"Dico una cosa che sanno in pochi: prima di giocare per Inter e Milan, sono stato vicino alla Juventus. Nel 1996 sono stato in ufficio con la Triade. Io, Moggi, Giraudo e Bettega. Stavo per firmare. Poi la mia famiglia ha deciso che era meglio non andare: avevo vent'anni, era ancora tempo della guerra. Sono venuto in Italia dopo il Mondiale '98". Così Dario Simic inizia il suo racconto alla Gazzetta dello Sport.

L'arrivo all'Inter è del gennaio '99. "Per me era un sogno, mi sedevo vicino a Ronaldo, Seedorf, Zanetti. Non ero mai stato a San Siro e la prima volta, contro il Venezia, mi sono detto 'dai, vado a scaldarmi in campo così mi abituo'. Macché, ci si scaldava al coperto, così sono uscito un minuto prima dell'inizio e lo stadio era incredibile. Com'è andata? Maniero ha attaccato una palla in profondità dopo 20 minuti e io ero in ritardo.
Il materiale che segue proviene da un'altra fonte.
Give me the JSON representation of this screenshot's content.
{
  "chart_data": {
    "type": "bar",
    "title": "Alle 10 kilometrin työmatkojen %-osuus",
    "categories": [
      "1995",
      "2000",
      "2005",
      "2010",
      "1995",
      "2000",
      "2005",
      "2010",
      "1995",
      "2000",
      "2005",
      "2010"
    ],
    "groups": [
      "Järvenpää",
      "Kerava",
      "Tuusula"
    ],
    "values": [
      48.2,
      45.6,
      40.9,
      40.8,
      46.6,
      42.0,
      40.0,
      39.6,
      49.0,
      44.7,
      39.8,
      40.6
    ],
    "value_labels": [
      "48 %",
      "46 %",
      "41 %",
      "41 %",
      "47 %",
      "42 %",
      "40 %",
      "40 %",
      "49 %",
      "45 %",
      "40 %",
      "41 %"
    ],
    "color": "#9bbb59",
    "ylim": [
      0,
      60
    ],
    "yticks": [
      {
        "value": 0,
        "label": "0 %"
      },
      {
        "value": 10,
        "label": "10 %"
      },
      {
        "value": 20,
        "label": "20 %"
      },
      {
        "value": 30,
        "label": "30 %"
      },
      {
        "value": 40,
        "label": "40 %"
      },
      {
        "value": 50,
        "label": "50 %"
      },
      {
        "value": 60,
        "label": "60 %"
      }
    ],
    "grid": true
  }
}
Ha calciato al volo, gol. Mi sono detto 'se funziona così, che appena dai un centimetro all'attaccante, quello segna, posso andare a casa'. Com'erano Seedorf, Ronaldo e Zanetti? Divertenti. Ballavano. A quei tempi si usava, si metteva la musica al ristorante e alle feste in casa. I sudamericani mi accolsero come uno di loro, Cordoba era un grande amico e Zanetti mi invitò a Capodanno".